Researchers collected weekly counts of laboratory-confirmed influenza A from the Children’s Hospital of Colorado and Johns Hopkins Hospital’s children’s hospital between 2001 and 2013. Using this data, they developed the Above Local Elevated Respiratory Illness Threshold (ALERT) algorithm, a method to predict and declare the beginning of an influenza outbreak. The system automatically observes collected influenza data weekly, declaring the beginning of influenza season once cases exceed a predetermined cutoff.

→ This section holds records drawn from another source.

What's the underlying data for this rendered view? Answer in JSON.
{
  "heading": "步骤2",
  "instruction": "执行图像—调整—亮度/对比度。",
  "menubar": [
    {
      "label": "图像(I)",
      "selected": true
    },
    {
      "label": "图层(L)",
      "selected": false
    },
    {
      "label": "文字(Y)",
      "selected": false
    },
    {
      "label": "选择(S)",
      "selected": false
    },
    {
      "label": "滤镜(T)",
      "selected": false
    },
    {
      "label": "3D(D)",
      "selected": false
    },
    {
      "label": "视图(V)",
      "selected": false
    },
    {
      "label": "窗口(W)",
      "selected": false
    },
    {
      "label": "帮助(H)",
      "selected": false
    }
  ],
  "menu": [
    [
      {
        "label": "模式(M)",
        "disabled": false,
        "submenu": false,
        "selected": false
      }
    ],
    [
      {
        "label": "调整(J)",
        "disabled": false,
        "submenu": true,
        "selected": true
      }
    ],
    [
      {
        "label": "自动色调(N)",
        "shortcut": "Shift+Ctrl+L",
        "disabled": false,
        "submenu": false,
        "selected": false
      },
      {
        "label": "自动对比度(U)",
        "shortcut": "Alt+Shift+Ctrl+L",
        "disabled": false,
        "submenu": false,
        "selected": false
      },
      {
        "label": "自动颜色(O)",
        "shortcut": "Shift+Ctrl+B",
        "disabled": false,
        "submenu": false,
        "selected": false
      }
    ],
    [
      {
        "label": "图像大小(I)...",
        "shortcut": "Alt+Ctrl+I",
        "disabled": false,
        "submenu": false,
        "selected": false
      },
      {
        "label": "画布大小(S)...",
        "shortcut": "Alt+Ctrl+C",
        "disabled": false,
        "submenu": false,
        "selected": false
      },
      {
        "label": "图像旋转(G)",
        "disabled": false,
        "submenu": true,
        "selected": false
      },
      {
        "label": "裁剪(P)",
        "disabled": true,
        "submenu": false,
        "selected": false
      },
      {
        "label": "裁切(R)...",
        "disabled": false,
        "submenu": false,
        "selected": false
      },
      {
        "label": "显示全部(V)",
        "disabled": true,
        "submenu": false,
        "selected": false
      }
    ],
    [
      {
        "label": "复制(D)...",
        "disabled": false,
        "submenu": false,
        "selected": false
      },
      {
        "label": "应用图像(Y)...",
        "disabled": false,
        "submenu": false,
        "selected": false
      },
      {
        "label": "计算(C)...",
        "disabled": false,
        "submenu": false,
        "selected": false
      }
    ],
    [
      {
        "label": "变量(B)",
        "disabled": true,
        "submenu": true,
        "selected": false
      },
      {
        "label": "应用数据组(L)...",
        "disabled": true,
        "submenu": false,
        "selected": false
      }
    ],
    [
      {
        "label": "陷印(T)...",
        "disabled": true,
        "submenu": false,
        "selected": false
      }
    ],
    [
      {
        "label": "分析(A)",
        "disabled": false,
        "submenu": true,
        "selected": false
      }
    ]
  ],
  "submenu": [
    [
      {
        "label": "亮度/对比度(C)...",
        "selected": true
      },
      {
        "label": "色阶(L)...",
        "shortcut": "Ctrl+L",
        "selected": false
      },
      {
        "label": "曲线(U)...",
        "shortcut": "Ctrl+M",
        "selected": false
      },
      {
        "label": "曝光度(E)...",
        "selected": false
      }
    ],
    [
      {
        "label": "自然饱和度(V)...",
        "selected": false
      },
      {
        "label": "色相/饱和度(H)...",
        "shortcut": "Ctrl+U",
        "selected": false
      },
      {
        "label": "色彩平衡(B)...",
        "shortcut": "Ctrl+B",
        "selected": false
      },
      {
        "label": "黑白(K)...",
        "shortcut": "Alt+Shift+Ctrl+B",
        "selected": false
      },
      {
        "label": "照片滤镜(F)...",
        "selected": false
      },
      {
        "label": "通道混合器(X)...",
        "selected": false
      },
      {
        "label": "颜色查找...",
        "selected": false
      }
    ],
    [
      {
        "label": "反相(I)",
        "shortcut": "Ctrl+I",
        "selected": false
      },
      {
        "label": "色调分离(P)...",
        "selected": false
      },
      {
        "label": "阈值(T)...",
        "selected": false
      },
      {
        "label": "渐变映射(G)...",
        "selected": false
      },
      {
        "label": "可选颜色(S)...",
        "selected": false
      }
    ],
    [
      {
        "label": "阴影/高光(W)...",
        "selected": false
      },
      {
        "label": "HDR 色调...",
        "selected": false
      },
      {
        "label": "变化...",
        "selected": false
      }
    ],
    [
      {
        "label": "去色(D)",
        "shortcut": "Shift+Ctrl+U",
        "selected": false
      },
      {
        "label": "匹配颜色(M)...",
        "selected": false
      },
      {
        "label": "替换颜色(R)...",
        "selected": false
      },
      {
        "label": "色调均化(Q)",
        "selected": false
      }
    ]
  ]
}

“All the extra precautions cost time and money, so you don’t want to declare flu season too early,” Nicholas G. Reich, PhD, biostatistician at the University of Massachusetts Amherst, said in a press release. “For hospitals, there is a strong incentive to define a really clear period as flu season. It does not start the moment you see the first case in the fall. If you begin the full response too early, you set yourself up for a long slog. You want to be as effective and efficient as possible in your preparations and response.”

Nicholas G. Reich

Researchers applied a 90%-of-cases threshold to the 2011-2012 and 2012-2013 influenza seasons for both hospitals. This resulted in a threshold of four cases per week for Children’s Hospital of Colorado, whereas Johns Hopkins Hospital was set to six cases weekly.

During these two seasons, 77% and 89% of cases reported at Children’s Hospital of Colorado fell within the period designated by the ALERT system, respectively. At Johns Hopkins Hospital, these values were 71% and 91%.

Researchers said the strength of the algorithm was its focus on an individual institution’s case rate, as opposed to more widespread surveillance systems such as Google Flu Trends. Additionally, the system’s variable parameters make it applicable to multiple potential scenarios.

“Ultimately, the power of the ALERT algorithm lies in its simplicity, flexibility and generalizability,” the researchers wrote. “However, some technological extensions to the algorithm as it stands now could enhance its utility and empower public health and medical practitioners.”

Disclosure: The researchers report no relevant financial disclosures.